Consider that homicide and motor vehicle accident rates in the United States are much higher than other countries (for instance, murder is eight times more common than in France). In their new book, The Business of Health, Robert L. Ohsfeldt and John E. Schneider factor out intentional and unintentional injuries from life expectancy statistics, concluding that this non-injury group of Americans outlive similar groups in other countries.

Or take infant mortality. Rather than looking internationally, let's consider the U.S. picture: According to the National Center for Health Statistics, Mexican American and white babies in the United States have a lower infant mortality rate (about six in 1,000 live births) than Native Americans (nine) or blacks (14). Yet Mexican Americans also have the least access to health insurance of any of these groups. In fact, it's even more complicated: A study in the Journal of the American Medical Association suggests that Mexican-American babies are twice as likely to be born outside a hospital as babies of all other groups.

Infant mortality statistics--like life expectancy--reflect a mosaic of factors.

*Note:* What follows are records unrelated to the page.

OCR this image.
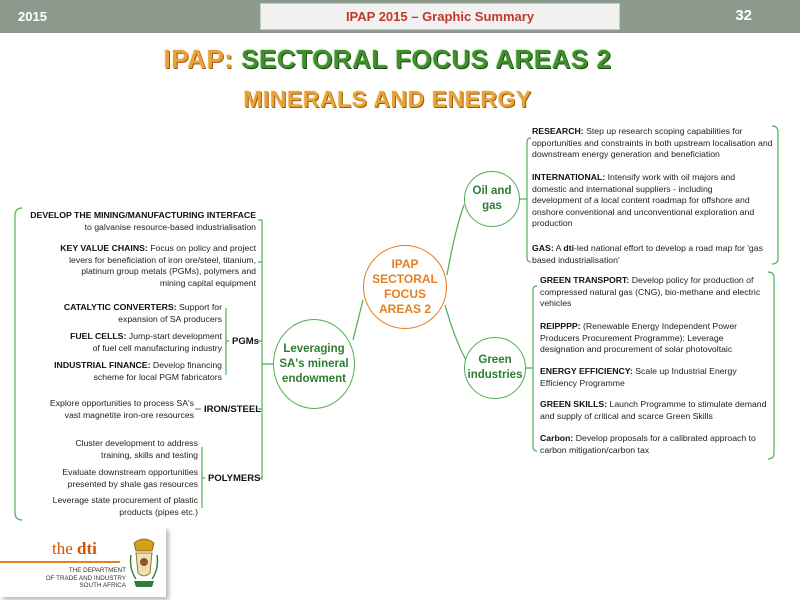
2015	IPAP 2015 – Graphic Summary	32
IPAP: SECTORAL FOCUS AREAS 2
MINERALS AND ENERGY
IPAP SECTORAL FOCUS AREAS 2
Leveraging SA's mineral endowment
Oil and gas
Green industries
DEVELOP THE MINING/MANUFACTURING INTERFACE
to galvanise resource-based industrialisation
KEY VALUE CHAINS: Focus on policy and project levers for beneficiation of iron ore/steel, titanium, platinum group metals (PGMs), polymers and mining capital equipment
CATALYTIC CONVERTERS: Support for expansion of SA producers
FUEL CELLS: Jump-start development of fuel cell manufacturing industry
INDUSTRIAL FINANCE: Develop financing scheme for local PGM fabricators
PGMs
Explore opportunities to process SA's vast magnetite iron-ore resources IRON/STEEL
Cluster development to address training, skills and testing
Evaluate downstream opportunities presented by shale gas resources
Leverage state procurement of plastic products (pipes etc.)
POLYMERS
RESEARCH: Step up research scoping capabilities for opportunities and constraints in both upstream localisation and downstream energy generation and beneficiation
INTERNATIONAL: Intensify work with oil majors and domestic and international suppliers - including development of a local content roadmap for offshore and onshore conventional and unconventional exploration and production
GAS: A dti-led national effort to develop a road map for 'gas based industrialisation'
GREEN TRANSPORT: Develop policy for production of compressed natural gas (CNG), bio-methane and electric vehicles
REIPPPP: (Renewable Energy Independent Power Producers Procurement Programme): Leverage designation and procurement of solar photovoltaic
ENERGY EFFICIENCY: Scale up Industrial Energy Efficiency Programme
GREEN SKILLS: Launch Programme to stimulate demand and supply of critical and scarce Green Skills
Carbon: Develop proposals for a calibrated approach to carbon mitigation/carbon tax
the dti
THE DEPARTMENT
OF TRADE AND INDUSTRY
SOUTH AFRICA
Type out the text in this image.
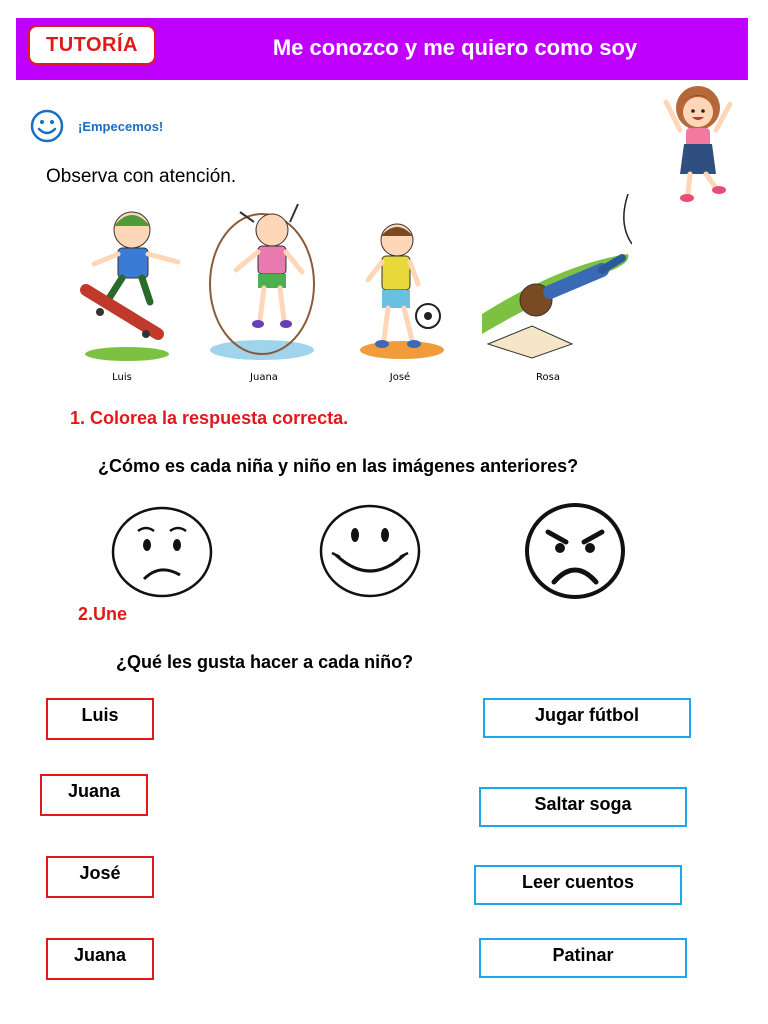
TUTORÍA	Me conozco y me quiero como soy
¡Empecemos!
Observa con atención.
Luis	Juana	José	Rosa
1. Colorea la respuesta correcta.
¿Cómo es cada niña y niño en las imágenes anteriores?
2.Une
¿Qué les gusta hacer a cada niño?
Luis
Juana
José
Juana
Jugar fútbol
Saltar soga
Leer cuentos
Patinar
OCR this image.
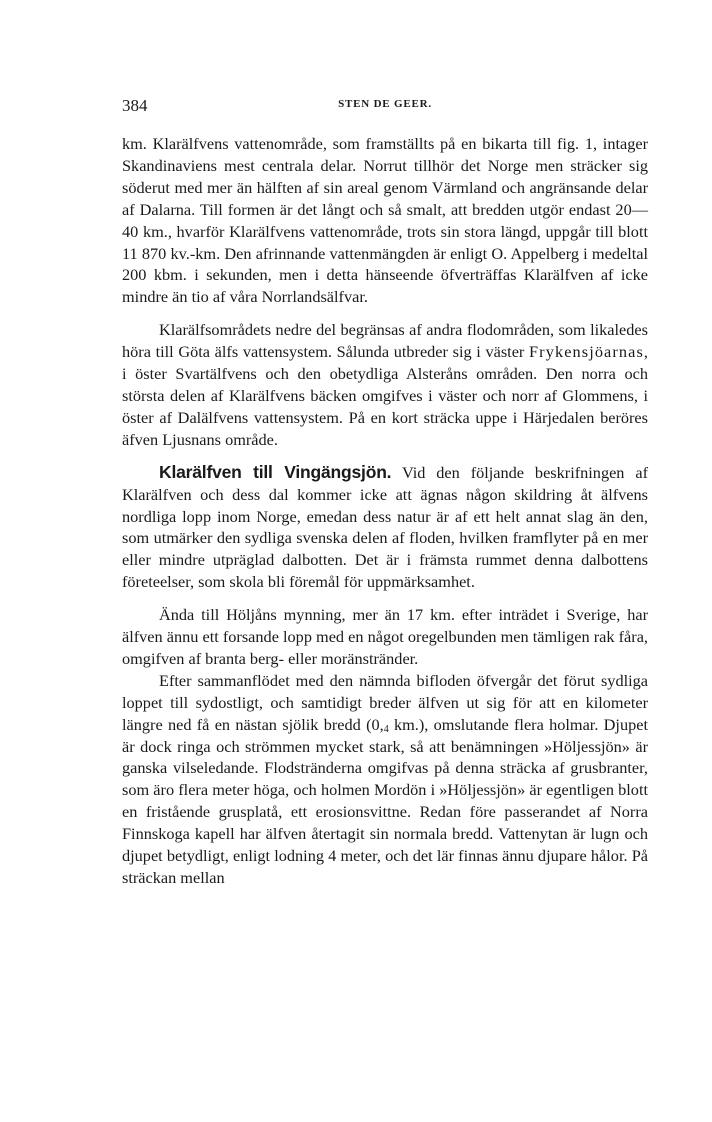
384	STEN DE GEER.

km. Klarälfvens vattenområde, som framställts på en bikarta till fig. 1, intager Skandinaviens mest centrala delar. Norrut tillhör det Norge men sträcker sig söderut med mer än hälften af sin areal genom Värmland och angränsande delar af Dalarna. Till formen är det långt och så smalt, att bredden utgör endast 20—40 km., hvarför Klarälfvens vattenområde, trots sin stora längd, uppgår till blott 11 870 kv.-km. Den afrinnande vattenmängden är enligt O. Appelberg i medeltal 200 kbm. i sekunden, men i detta hänseende öfverträffas Klarälfven af icke mindre än tio af våra Norrlandsälfvar.

Klarälfsområdets nedre del begränsas af andra flodområden, som likaledes höra till Göta älfs vattensystem. Sålunda utbreder sig i väster Frykensjöarnas, i öster Svartälfvens och den obetydliga Alsteråns områden. Den norra och största delen af Klarälfvens bäcken omgifves i väster och norr af Glommens, i öster af Dalälfvens vattensystem. På en kort sträcka uppe i Härjedalen beröres äfven Ljusnans område.

Klarälfven till Vingängsjön. Vid den följande beskrifningen af Klarälfven och dess dal kommer icke att ägnas någon skildring åt älfvens nordliga lopp inom Norge, emedan dess natur är af ett helt annat slag än den, som utmärker den sydliga svenska delen af floden, hvilken framflyter på en mer eller mindre utpräglad dalbotten. Det är i främsta rummet denna dalbottens företeelser, som skola bli föremål för uppmärksamhet.

Ända till Höljåns mynning, mer än 17 km. efter inträdet i Sverige, har älfven ännu ett forsande lopp med en något oregelbunden men tämligen rak fåra, omgifven af branta berg- eller moränstränder.

Efter sammanflödet med den nämnda bifloden öfvergår det förut sydliga loppet till sydostligt, och samtidigt breder älfven ut sig för att en kilometer längre ned få en nästan sjölik bredd ($0,_4$ km.), omslutande flera holmar. Djupet är dock ringa och strömmen mycket stark, så att benämningen »Höljessjön» är ganska vilseledande. Flodstränderna omgifvas på denna sträcka af grusbranter, som äro flera meter höga, och holmen Mordön i »Höljessjön» är egentligen blott en fristående grusplatå, ett erosionsvittne. Redan före passerandet af Norra Finnskoga kapell har älfven återtagit sin normala bredd. Vattenytan är lugn och djupet betydligt, enligt lodning 4 meter, och det lär finnas ännu djupare hålor. På sträckan mellan
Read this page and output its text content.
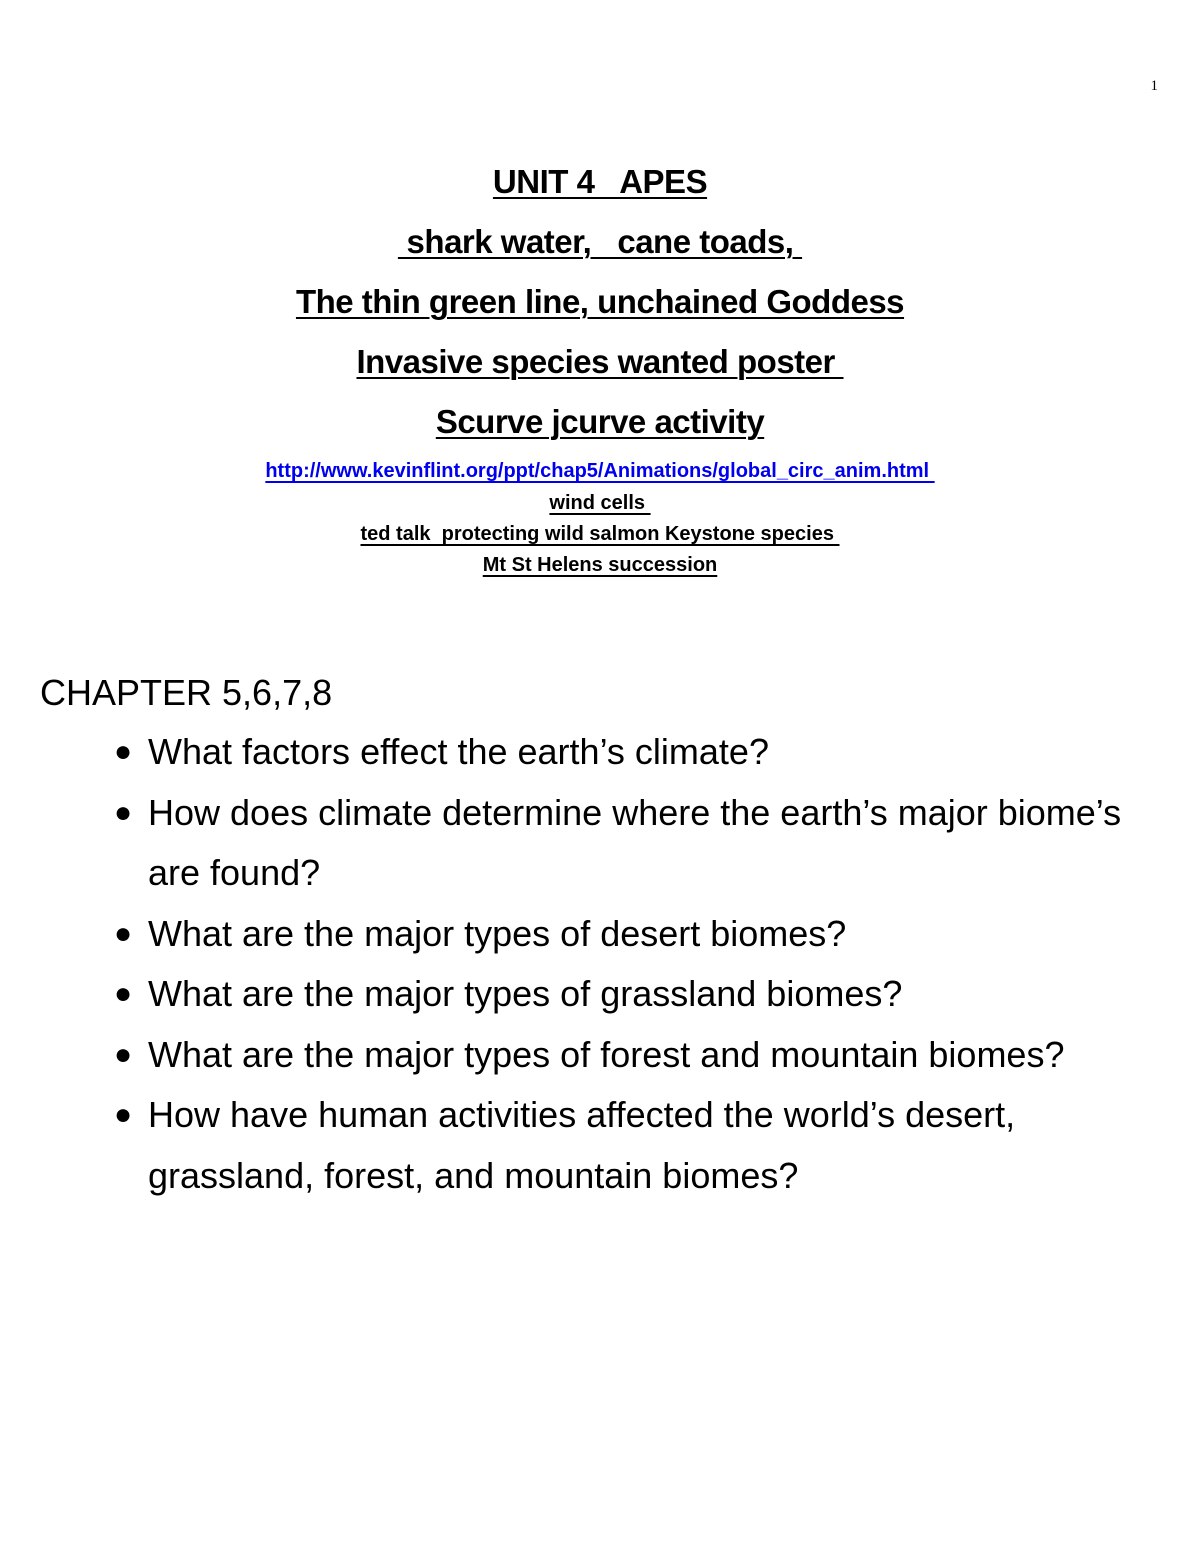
1
UNIT 4   APES
shark water,   cane toads,
The thin green line, unchained Goddess
Invasive species wanted poster
Scurve jcurve activity
http://www.kevinflint.org/ppt/chap5/Animations/global_circ_anim.html
wind cells
ted talk  protecting wild salmon Keystone species
Mt St Helens succession
CHAPTER 5,6,7,8
● What factors effect the earth’s climate?
● How does climate determine where the earth’s major biome’s are found?
● What are the major types of desert biomes?
● What are the major types of grassland biomes?
● What are the major types of forest and mountain biomes?
● How have human activities affected the world’s desert, grassland, forest, and mountain biomes?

Dismissing American health care on the basis of such statistics is like declaring Cuban democracy stronger than America's based on voter turnout. In reality, if you measure a health care system by how well it serves its sick citizens, American medicine excels. In my book, The Cure, I focus on various types of care, such as heart disease, psychiatry, and cancer. I conclude that Americans come out on top.

Five-year survival rates for various types of cancers bear this out. For patients diagnosed with stage I colorectal cancer, survival is 90 percent in the United States, but just 80 percent in Germany and down to 70 percent in Great Britain. Breast cancer survival is better, too: at 97 percent for stage I carcinomas, versus 78 percent in Great Britain.

You explain these statistics by suggesting that American doctors are simply overly zealous, scanning everyone, turning up tumors in the aged, and then pushing patients into "early treatment of the disease [that] may do more harm than good." I'd offer another explanation: American medicine offers better, more state-of-the-art care. A study done in 2003 for Britain's National Health Service found that, long after its approval, more than 1,000 eligible British women with breast cancer were still not receiving Herceptin (and European access to cancer drugs is hardly more encouraging). Drugs like Erbitux, used to treated advanced bowel cancer, aren't available in Canadian hospitals. Forty percent of Britons diagnosed with cancer will never see an oncologist.

True, that doesn't necessarily reflect itself in overall death rates in every type of cancer--such statistics, like all national life-expectancy figures, tie into other factors like diet. But the big picture is impressive: U.S. cancer deaths have, adjusting for age, fallen 1 percent per year since 1991--a record unmatched in the Western world.

There are, though, international studies that suggest American health care is a dud. You write about a Health Affairs paper analyzing five nations. Add this to a growing list including a multi-volume WHO report and a widely-cited Harvard study. These studies reflect the bias of their authors: The World Health Oranization (WHO) report was more concerned with equality than timeliness of care; the Harvard study confused health and health care; the Health Affairs paper made questionable assumptions (like the supposition that longer hospital stays resulted in more efficient health care).

My central point: Don't measure a country's health care system by how well it promotes socialist goals or social engineering; judge a system by how well it serves people when they're ill. And, in this area, America is the best. That's why Arab princes come to our hospitals. And why patients from Niagara Falls, Ontario, with stage 4 colon cancer are sent by their government to Niagara Falls, New York, for treatment.

How unusual a position to be in. I've just written a critical book on American health care and now seem to offer up an unabashed defense of it. It's true that U.S. health care is riddled with problems. But government-run health care systems haven't managed to deliver better medicine at lower cost. Countries like Canada and Great Britain and France have simply found ways to ration the care their citizens need.